I recently posted https://stats.stackexchange.com/questions/153335/multinomial-mixture-model but got no answer. Hence I take the liberty to present what I came up with on my own and a follow up question:
I have two processes which generate a series of A,C,G,T's. Let's say I know the probabilities for each process to generate a particular base.
prob1 = c( 1/100,1/100,97/100,1/100 )
prob2 = c( 1/4, 1/4, 1/4, 1/4 )
I can test a random variable observed
with a chi-squared if it can be explained by one of the processes (e.g., process1) by
N=length(observed)
chi2_statistic <- sum( (observed-(N*prob1))^2/(N*prob1) )
pchisq(chi2_statistic,df=4-1, lower.tail=FALSE)

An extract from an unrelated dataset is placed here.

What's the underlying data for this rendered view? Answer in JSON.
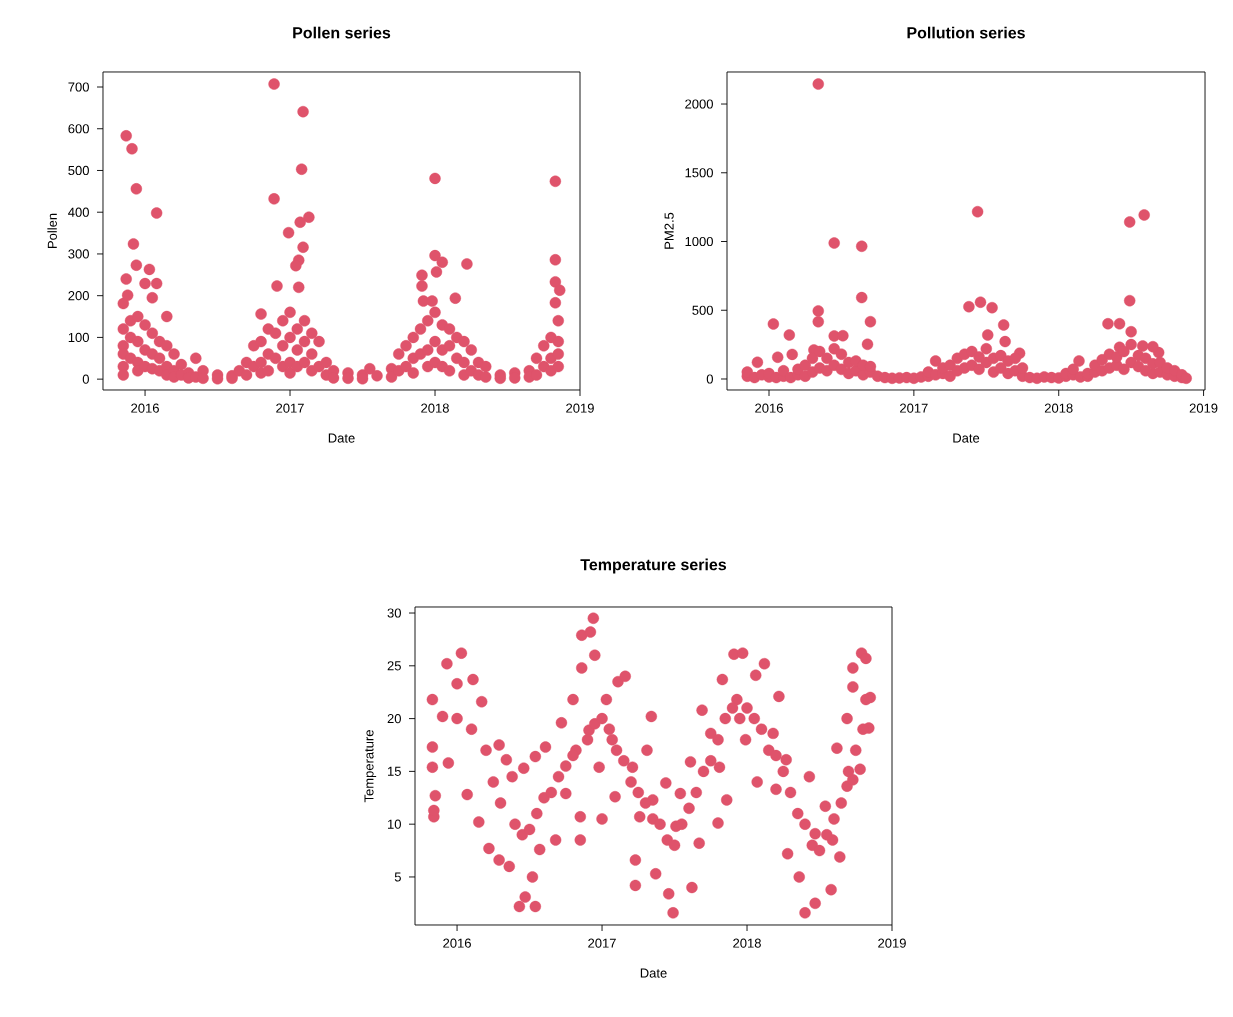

Here, the number of degrees of freedom is df=4-1
as I learnt from several sources.
But to test if my variable observed
can be better explained by the mixture of process1 and process2, I came up with the following procedure:
I test all values of f=seq(1/100,99/100,1/100)
if observed
can be explained by a mixture of f
process1 and 1-f
process2
f <- 1/3
prob_mix <- prob1 * (1-f) + prob2 * (f)
Again I can use this merged or mixed probabilities in a chi-squared test if this explains my observed
variable better.
chi2_statistic <- sum( (observed-(N*prob_mix))^2/(N*prob_mix) )
pchisq(chi2_statistic,df=4-2, lower.tail=FALSE)
Two questions:
Do you think such an procedure is statistically sound? (I tested it with simulated data and do like the results)
For the
pchisq
: what is the appropriate number of degrees of freedom since I have still 4 categories but somehow merged probabilities. My intuition tells me that the number of degrees of freedom is larger, but I'd like to have favoured to explain my data without this mixture process; therefore I should include a smaller df (therefore I used 2 so far). Can somebody deduce the precise df?